In the process of our review, we collected frankly too many pictures and screenshots. We are going to organize this review in the following order:

  • First, we will look at the Dell EMC PowerEdge MX7000 chassis that underpins the platform. We are going to see how and why Dell EMC executed the no-midplane design. We are also going to look at the power and cooling design of the chassis.
  • We are then going to delve into an abbreviated Dell EMC PowerEdge MX management overview. This will cover both the chassis and the component level management options that the solution provides.
  • We will then have overviews of the Dell EMC PowerEdge MX compute sled options as they stand on the date of this review’s publication. That will be followed by a discussion around the PowerEdge MX fabric, and then storage.
  • We are going to then conclude the review with the STH Server Spider and our final thoughts.

At the end of this review, you will see the results of our process whereby we now call the PowerEdge MX the “WowerEdge.”

16 COMMENTS

  1. Ya’ll are on some next level reviews. I was expecting a paragraph or two and instead got 7 pages and a zillion pictures — ok I didn’t count.

    I think Dell needs to release more modules. AMD EPYC support? I’m sure they can. Are they going to have Cascade Lake-AP? I’m sure Ice Lake right?

  2. Can you guys do a piece on Gen-Z? I’d like to know more about that.

    It’s funny. I’d seen the PowerEdge MX design, but I hadn’t seen how it works. The connector system has another profound impact you’re overlooking. There’s nothing stopping Dell from introducing a new edge connector in that footprint that can carry more data. It can also design motherboards with high-density x16 connectors and build-in a PCIe 4.0 fabric next year.

  3. I’d like to see a roadmap of at least 2019 fabric options. Infiniband? They’ll need that for parity with HPE. It’s early in the cycle and I’d want to see this review in a year.

  4. Of course STH finds fabric modules that aren’t on the product page… I thought ya’ll were crazy, buy the you have a picture of them. Only here

  5. Fabric B cannot be FC, it has to be fabric C, A and B are networking (FCOE) only.

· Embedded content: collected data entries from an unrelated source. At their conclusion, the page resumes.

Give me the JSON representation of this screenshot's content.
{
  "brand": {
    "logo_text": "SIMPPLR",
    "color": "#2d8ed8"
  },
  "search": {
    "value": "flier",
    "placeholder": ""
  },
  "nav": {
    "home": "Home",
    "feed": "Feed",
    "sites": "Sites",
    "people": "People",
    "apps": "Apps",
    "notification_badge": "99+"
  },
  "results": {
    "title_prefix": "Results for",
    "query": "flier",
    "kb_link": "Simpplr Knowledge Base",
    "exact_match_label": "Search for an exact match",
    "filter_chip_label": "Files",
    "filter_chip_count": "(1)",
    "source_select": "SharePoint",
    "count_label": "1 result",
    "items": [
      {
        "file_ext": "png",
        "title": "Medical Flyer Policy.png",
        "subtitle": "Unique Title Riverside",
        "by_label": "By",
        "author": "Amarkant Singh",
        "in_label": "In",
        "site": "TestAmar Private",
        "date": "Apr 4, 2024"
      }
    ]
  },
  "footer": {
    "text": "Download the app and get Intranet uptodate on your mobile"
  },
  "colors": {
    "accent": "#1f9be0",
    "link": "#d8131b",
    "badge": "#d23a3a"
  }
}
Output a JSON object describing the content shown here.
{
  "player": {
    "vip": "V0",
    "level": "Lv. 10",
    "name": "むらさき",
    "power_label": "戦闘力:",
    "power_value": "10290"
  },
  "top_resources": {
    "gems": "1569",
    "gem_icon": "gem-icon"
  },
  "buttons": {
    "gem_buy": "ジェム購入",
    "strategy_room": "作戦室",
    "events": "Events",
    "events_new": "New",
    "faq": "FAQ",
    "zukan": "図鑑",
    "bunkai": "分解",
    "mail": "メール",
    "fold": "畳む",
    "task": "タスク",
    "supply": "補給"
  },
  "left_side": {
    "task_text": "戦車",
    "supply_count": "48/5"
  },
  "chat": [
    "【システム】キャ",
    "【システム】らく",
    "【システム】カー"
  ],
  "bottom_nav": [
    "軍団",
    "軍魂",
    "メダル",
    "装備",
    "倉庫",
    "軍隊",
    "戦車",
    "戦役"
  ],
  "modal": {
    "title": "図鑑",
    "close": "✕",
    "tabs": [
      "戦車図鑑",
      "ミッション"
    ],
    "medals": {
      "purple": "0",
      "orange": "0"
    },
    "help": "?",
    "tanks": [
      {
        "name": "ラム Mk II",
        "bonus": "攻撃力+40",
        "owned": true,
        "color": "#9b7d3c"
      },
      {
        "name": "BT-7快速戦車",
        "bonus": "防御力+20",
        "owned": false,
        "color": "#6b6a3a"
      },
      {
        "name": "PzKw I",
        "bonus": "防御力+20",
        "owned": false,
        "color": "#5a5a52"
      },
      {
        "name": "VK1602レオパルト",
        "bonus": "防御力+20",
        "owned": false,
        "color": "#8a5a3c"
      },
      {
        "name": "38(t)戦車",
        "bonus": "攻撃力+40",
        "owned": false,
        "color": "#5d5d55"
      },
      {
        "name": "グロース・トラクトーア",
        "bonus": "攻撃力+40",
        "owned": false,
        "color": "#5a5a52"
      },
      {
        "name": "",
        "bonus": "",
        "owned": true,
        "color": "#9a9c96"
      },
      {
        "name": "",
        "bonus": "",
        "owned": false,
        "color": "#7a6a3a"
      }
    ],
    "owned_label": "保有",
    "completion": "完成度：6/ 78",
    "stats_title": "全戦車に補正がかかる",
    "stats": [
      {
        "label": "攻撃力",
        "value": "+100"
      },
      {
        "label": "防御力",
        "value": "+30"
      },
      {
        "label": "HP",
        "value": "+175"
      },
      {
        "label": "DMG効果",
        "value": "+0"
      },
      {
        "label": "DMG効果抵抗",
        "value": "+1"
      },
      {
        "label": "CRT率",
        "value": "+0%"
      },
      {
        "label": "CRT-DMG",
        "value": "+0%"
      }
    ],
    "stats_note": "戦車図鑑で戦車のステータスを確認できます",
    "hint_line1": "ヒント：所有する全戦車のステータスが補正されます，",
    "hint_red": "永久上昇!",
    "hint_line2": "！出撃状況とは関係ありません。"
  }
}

    “Each fabric can be different, for example, one can have fabric A be 25GbE while fabric B is fibre channel. Since the fabric cards are dual port, each fabric can have two I/O modules for redundancy (four in total.)”

  6. what a GREAT REVIEW as usual patrick. Ofcourse, ONLY someone who has seen/used the cool HW that STH/pk over the years would give this system a 9.6! (and not a 10!) ha. Still my favorite STH review of all time is the dell 740xd.

    btw, i think you may be surprised how many views/likes you would get on that raw 37min screen capture you made, posted to your sth youtube channel.
    I know i for one would watch all 37min of it! Its a screen capture/video that many of us only dream of seeing/working on. Thanks again pk, 1st class as always.

  7. you didnt mention that this design does not provide nearly the density of the m1000e. going from 16 blades in 10 ru to 8 blades in 7ru… to get 16 blades I would now be using 14 RU. Not to mention that 40GB links have been basically standard on the m1000e for what 8 years? and this is 25 as the default? Come ON!

  8. Hey Salty you misunderstood that. The external uplinks have 4x25Gb / 100Gb at least for each connector. Fabric links have even 200Gb for each connector (most of them are these) on the switches. ATM this is the fastest shit out there.

  9. Higher-end gear has internal cable management that allows one to pull out sleds and still maintain drive connectivity. On compute nodes, there are also traditional front hot-swap bays.

  10. 400Gbps/ 25Gbps = 8 is a mistake. When NIC with dual ports are used, only one uplink from MX7116n fabric extender is connected 8x25G = 200G. The second 2x100G is used only for Quad port NIC.

  11. Good review, Patrick! I was just wondering if that Fabric C, the SAS sled that you have on the test unit, can be used to connect external devices such as a JBOD via SAS cables? It’s not clear on the datasheets and other information provided by Dell if that’s possible, and the Dell reps don’t seem to be very knowledgeable on this either. Thanks!